The descent towards WW2 following the Munich Conference in the autumn of 1938 and the eventual outbreak of it in September 1939 gave Churchill a renewed sense of purpose. In the 1940s, their fresh discipline was introduced into his drinking habits. 

Rumors, of course, abounded about Churchill being drunk in the war room in London while some of the most important decisions concerning the conflict were being made. Others suggested he was once removed drunk.
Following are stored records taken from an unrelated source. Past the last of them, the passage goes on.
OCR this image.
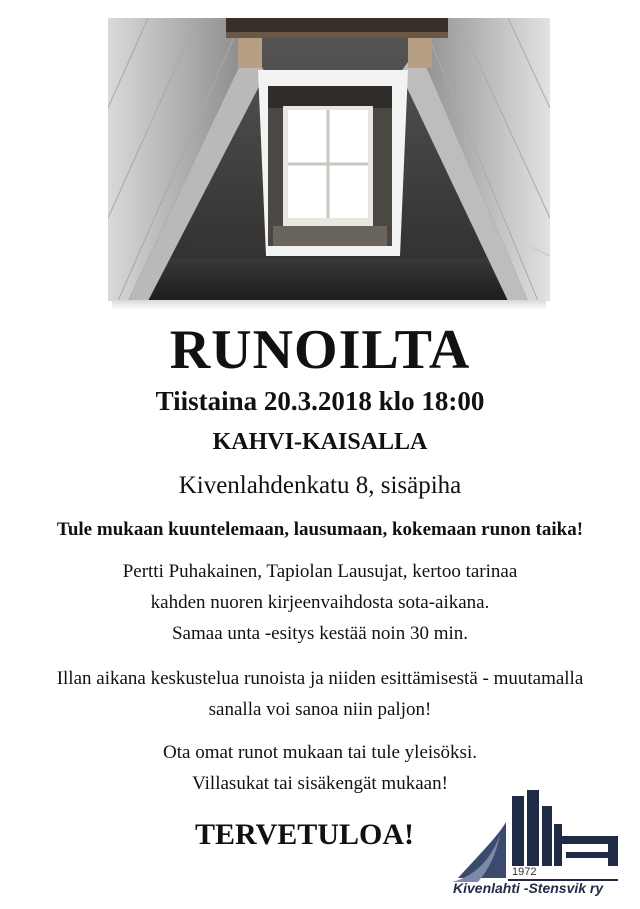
RUNOILTA
Tiistaina 20.3.2018 klo 18:00
KAHVI-KAISALLA
Kivenlahdenkatu 8, sisäpiha
Tule mukaan kuuntelemaan, lausumaan, kokemaan runon taika!
Pertti Puhakainen, Tapiolan Lausujat, kertoo tarinaa
kahden nuoren kirjeenvaihdosta sota-aikana.
Samaa unta -esitys kestää noin 30 min.
Illan aikana keskustelua runoista ja niiden esittämisestä - muutamalla
sanalla voi sanoa niin paljon!
Ota omat runot mukaan tai tule yleisöksi.
Villasukat tai sisäkengät mukaan!
TERVETULOA!
1972
Kivenlahti -Stensvik ry
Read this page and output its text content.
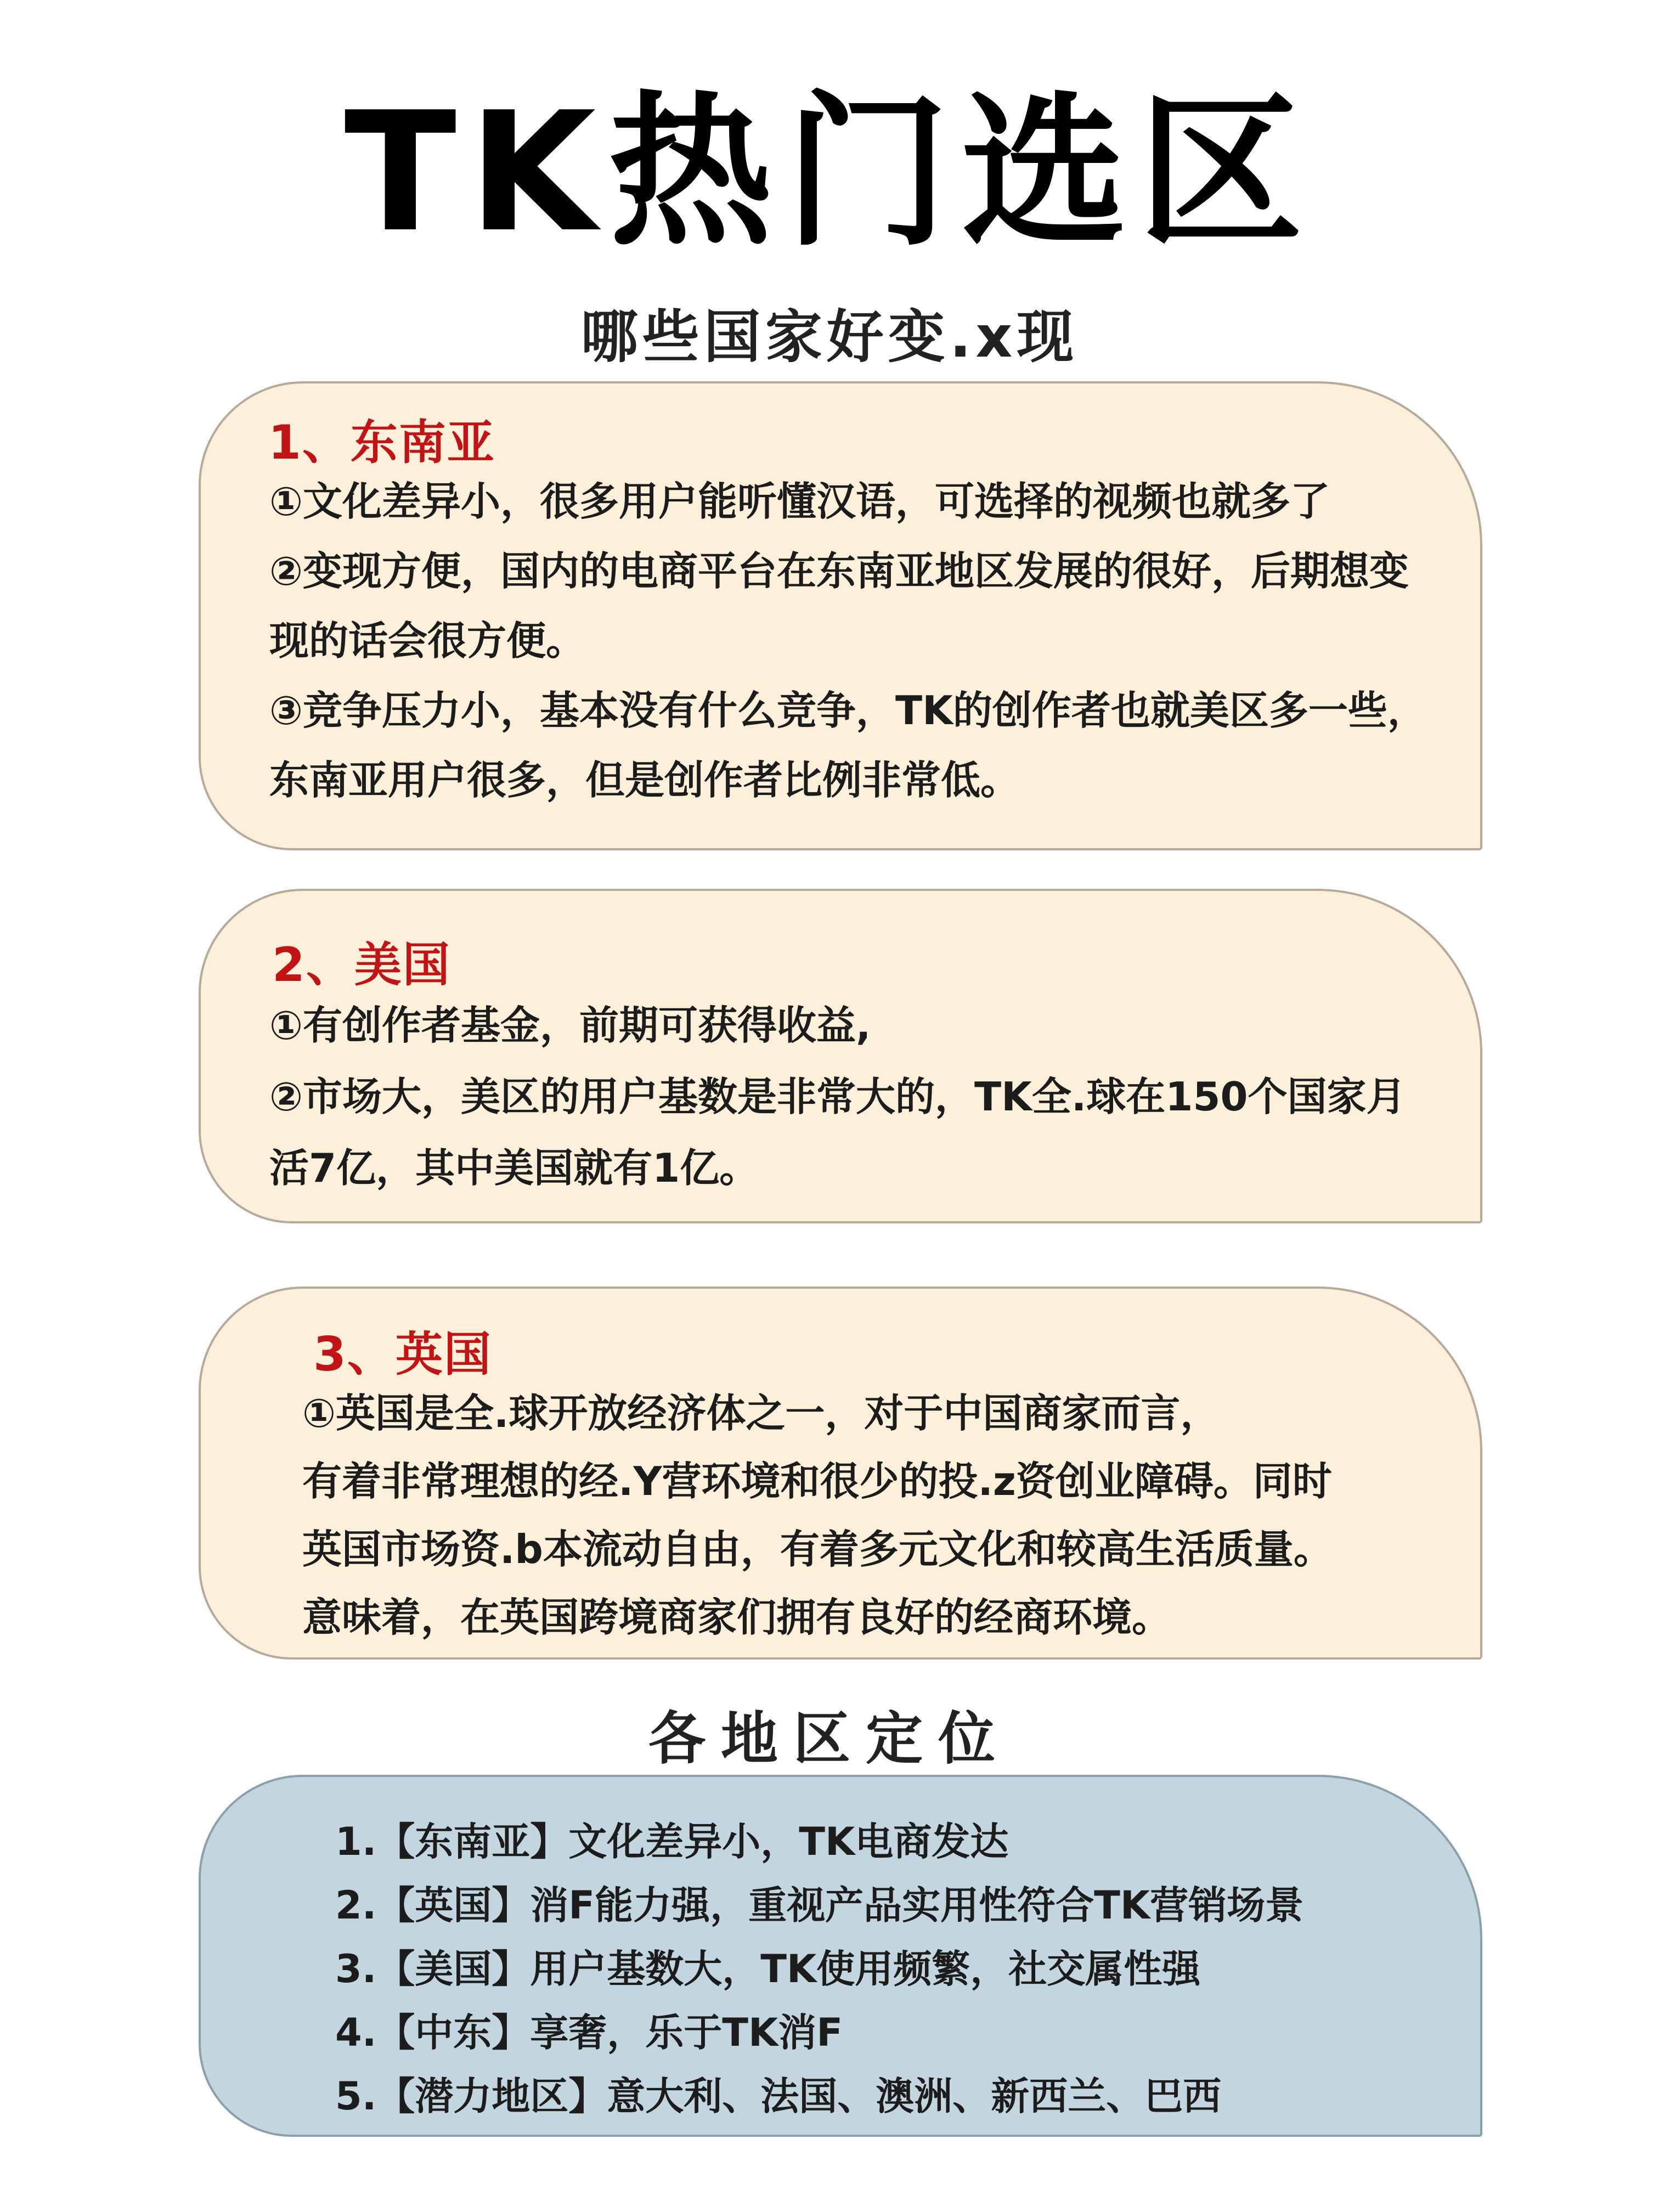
TK热门选区
哪些国家好变.x现
1、东南亚

①文化差异小，很多用户能听懂汉语，可选择的视频也就多了

②变现方便，国内的电商平台在东南亚地区发展的很好，后期想变现的话会很方便。

③竞争压力小，基本没有什么竞争，TK的创作者也就美区多一些，东南亚用户很多，但是创作者比例非常低。

2、美国

①有创作者基金，前期可获得收益,

②市场大，美区的用户基数是非常大的，TK全.球在150个国家月活7亿，其中美国就有1亿。

3、英国

①英国是全.球开放经济体之一，对于中国商家而言，

有着非常理想的经.Y营环境和很少的投.z资创业障碍。同时

英国市场资.b本流动自由，有着多元文化和较高生活质量。

意味着，在英国跨境商家们拥有良好的经商环境。

各地区定位
1.【东南亚】文化差异小，TK电商发达
2.【英国】消F能力强，重视产品实用性符合TK营销场景
3.【美国】用户基数大，TK使用频繁，社交属性强
4.【中东】享奢，乐于TK消F
5.【潜力地区】意大利、法国、澳洲、新西兰、巴西
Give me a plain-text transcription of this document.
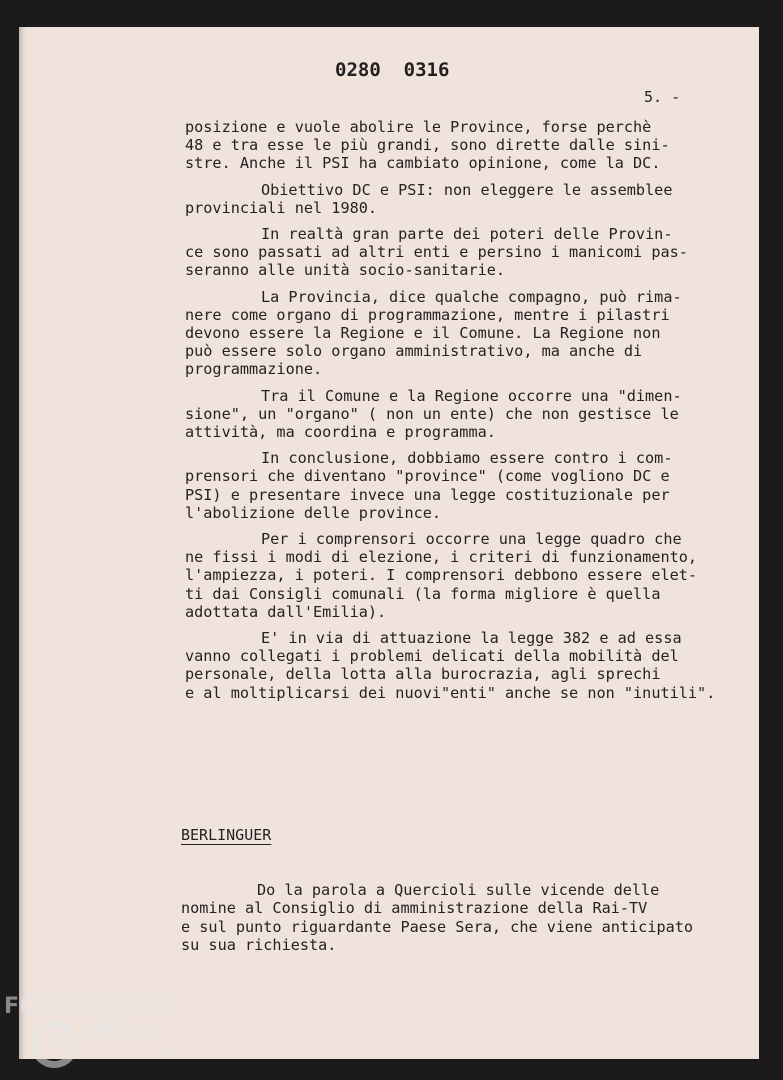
0280  0316
5. -

posizione e vuole abolire le Province, forse perchè
48 e tra esse le più grandi, sono dirette dalle sini-
stre. Anche il PSI ha cambiato opinione, come la DC.

Obiettivo DC e PSI: non eleggere le assemblee
provinciali nel 1980.

In realtà gran parte dei poteri delle Provin-
ce sono passati ad altri enti e persino i manicomi pas-
seranno alle unità socio-sanitarie.

La Provincia, dice qualche compagno, può rima-
nere come organo di programmazione, mentre i pilastri
devono essere la Regione e il Comune. La Regione non
può essere solo organo amministrativo, ma anche di
programmazione.

Tra il Comune e la Regione occorre una "dimen-
sione", un "organo" ( non un ente) che non gestisce le
attività, ma coordina e programma.

In conclusione, dobbiamo essere contro i com-
prensori che diventano "province" (come vogliono DC e
PSI) e presentare invece una legge costituzionale per
l'abolizione delle province.

Per i comprensori occorre una legge quadro che
ne fissi i modi di elezione, i criteri di funzionamento,
l'ampiezza, i poteri. I comprensori debbono essere elet-
ti dai Consigli comunali (la forma migliore è quella
adottata dall'Emilia).

E' in via di attuazione la legge 382 e ad essa
vanno collegati i problemi delicati della mobilità del
personale, della lotta alla burocrazia, agli sprechi
e al moltiplicarsi dei nuovi"enti" anche se non "inutili".

BERLINGUER
Do la parola a Quercioli sulle vicende delle
nomine al Consiglio di amministrazione della Rai-TV
e sul punto riguardante Paese Sera, che viene anticipato
su sua richiesta.
FONDAZIONE
RAMSCI
onlus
Yet, Churchill’s family members later claimed that for all his prodigious drinking, they never saw him intoxicated. Also, there are almost no substantiated stories about Britain’s wartime leader’s decisions affected by booze at any stage between 1940 and 1945.

Indeed, the legends about his drinking were created by Churchill himself, who liked to talk up his intake. The reality, however, was that Churchill was almost certainly very rarely incapacitated by alcohol.

On the contrary, he was effectively a high-functioning alcoholic. The large amount he drank daily was matched by the high tolerance that comes with imbibing roughly 30 units of alcohol per day throughout one’s adult life.

Thus, while it may seem peculiar to the sober world of the early twenty-first century, Churchill could perform his many political offices even while drinking pints of champagne for lunch.

The Roaring Lion, a portrait by Yousuf Karsh

Eventually, there were signs of an easing of Churchill’s habits in this regard. In 1953, as he neared the end of the seventies and when he was back serving as Prime Minister again in 10 Downing Street, he admitted that he had been making a concerted effort to cut back on how much he was drinking. He switched from tumblers of brandy to smaller aperitifs of Cointreau and other liqueurs.

Throughout this time, though, he continued to drink a bottle of champagne at lunch each day and sometimes a second in the evening. Perhaps this alleged scaling back of his imbibing was part of his eventual longevity, as Churchill lived to the ripe old age of 90 and only died on the 24th of January 1965.

In reality, however, Churchill survived through sheer luck and good medical care. Undoubtedly, he was effectively a functional alcoholic, one whose prodigious intake of booze did not dent his ability to work as a politician.